The selection of actions is central to how we interact with the world, a reality that is often not fully appreciated until this ability is lost through impairments like stroke and Parkinson's disease. Our goal is to establish how neural circuits lead to these action selection decisions. The vital ability to make appropriate actions requires the coordination of motor, reward, and cognitive brain systems. While compelling research has been accomplished in individual brain areas, studying elements of neuronal circuits in isolation yields an incomplete and potentially misleading picture. Our research approach is inclusive yet specific: interrogating the functional interactions between areas in a manner more typical of cognitive neuroscience (e.g. fMRI) while also identifying the computational contributions of individual cell types within each region. 

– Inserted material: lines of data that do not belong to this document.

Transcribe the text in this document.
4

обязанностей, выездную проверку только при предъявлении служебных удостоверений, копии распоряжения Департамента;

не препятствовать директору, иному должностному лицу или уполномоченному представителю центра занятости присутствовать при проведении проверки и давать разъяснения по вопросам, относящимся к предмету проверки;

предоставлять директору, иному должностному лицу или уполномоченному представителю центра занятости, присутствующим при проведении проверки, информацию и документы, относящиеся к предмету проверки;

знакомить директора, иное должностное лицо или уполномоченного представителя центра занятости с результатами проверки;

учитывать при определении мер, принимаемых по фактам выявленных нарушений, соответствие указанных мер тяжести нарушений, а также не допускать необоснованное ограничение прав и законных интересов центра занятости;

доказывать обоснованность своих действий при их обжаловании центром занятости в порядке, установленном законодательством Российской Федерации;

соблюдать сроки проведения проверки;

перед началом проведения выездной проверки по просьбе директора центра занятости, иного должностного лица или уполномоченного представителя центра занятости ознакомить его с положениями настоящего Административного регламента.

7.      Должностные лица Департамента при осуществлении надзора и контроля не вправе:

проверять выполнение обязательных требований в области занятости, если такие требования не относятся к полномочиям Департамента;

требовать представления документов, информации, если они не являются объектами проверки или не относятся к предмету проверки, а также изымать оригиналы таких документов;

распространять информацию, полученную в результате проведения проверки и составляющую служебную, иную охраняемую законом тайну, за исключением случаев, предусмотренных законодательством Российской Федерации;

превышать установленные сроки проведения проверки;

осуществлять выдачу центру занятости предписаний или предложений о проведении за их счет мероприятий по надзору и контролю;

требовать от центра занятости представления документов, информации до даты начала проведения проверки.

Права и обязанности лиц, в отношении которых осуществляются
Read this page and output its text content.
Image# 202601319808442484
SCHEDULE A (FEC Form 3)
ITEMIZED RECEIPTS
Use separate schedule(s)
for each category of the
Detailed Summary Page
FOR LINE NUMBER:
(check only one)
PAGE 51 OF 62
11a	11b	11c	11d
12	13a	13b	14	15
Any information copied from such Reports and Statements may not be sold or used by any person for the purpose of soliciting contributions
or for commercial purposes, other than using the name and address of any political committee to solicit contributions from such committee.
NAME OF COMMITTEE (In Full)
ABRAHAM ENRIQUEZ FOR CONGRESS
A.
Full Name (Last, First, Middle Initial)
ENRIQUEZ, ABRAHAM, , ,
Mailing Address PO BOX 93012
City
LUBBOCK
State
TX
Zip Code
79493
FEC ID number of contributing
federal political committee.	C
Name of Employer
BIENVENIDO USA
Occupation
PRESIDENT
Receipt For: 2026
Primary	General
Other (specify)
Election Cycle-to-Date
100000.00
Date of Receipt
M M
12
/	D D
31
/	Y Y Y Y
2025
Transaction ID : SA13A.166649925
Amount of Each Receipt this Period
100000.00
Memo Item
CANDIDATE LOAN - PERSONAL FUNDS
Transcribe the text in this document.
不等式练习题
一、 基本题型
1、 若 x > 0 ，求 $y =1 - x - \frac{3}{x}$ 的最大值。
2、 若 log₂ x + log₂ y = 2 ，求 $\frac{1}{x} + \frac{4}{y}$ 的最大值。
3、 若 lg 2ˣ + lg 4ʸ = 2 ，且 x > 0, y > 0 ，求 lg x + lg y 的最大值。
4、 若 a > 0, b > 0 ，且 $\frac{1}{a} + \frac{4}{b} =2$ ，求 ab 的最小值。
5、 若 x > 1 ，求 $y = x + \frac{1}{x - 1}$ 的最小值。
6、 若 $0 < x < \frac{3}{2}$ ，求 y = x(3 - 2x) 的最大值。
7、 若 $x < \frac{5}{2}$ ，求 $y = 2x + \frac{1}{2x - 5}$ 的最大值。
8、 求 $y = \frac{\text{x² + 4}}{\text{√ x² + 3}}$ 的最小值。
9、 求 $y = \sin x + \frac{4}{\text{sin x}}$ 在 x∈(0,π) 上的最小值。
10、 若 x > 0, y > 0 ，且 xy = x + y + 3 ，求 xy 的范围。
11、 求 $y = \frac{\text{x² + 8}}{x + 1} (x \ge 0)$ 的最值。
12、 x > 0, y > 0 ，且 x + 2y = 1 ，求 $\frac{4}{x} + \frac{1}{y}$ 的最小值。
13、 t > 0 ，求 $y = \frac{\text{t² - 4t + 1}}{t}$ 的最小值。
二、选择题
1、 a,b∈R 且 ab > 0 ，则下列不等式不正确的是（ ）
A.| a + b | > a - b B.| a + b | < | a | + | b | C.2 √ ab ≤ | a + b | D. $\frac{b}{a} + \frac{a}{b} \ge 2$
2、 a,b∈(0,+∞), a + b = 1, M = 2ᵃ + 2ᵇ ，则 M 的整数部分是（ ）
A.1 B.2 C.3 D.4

To establish the neural computations underlying behavior, we monitor the electrical activity of hundreds of individual neurons simultaneously. This feat is made possible using technology we helped design that records from an order of magnitude more neurons than the current state of the art permits.  We have also developed unique computational methods to distill and analyze these data in new and meaningful ways.

Congruently, we believe that the function of circuits can only be understood relative to the careful application of behavioral paradigms. To this end, we apply nonhuman primate-like methods for studying attention, motor planning and behavioral economics to propel the lab forward, asking detailed behavioral questions previously thought to be inaccessible in a mouse model. With this approach, we can train complex behaviors, like reaching for a target, while also extracting detailed quantitative measures, permitting more accurate and comprehensive study of the neural mechanisms at play. 

Our research in the Yttri Lab uses these electrophysiological, behavioral, and computational tools to build upon the distributed action execution model established previously (Yttri and Dudman, Nature 2016), delineating a specific role for each individual cell type in the motor system. Future work will leverage these findings into new therapeutic strategies for conditions such as Parkinson’s disease, improving deep brain stimulators in collaboration with neurosurgeons.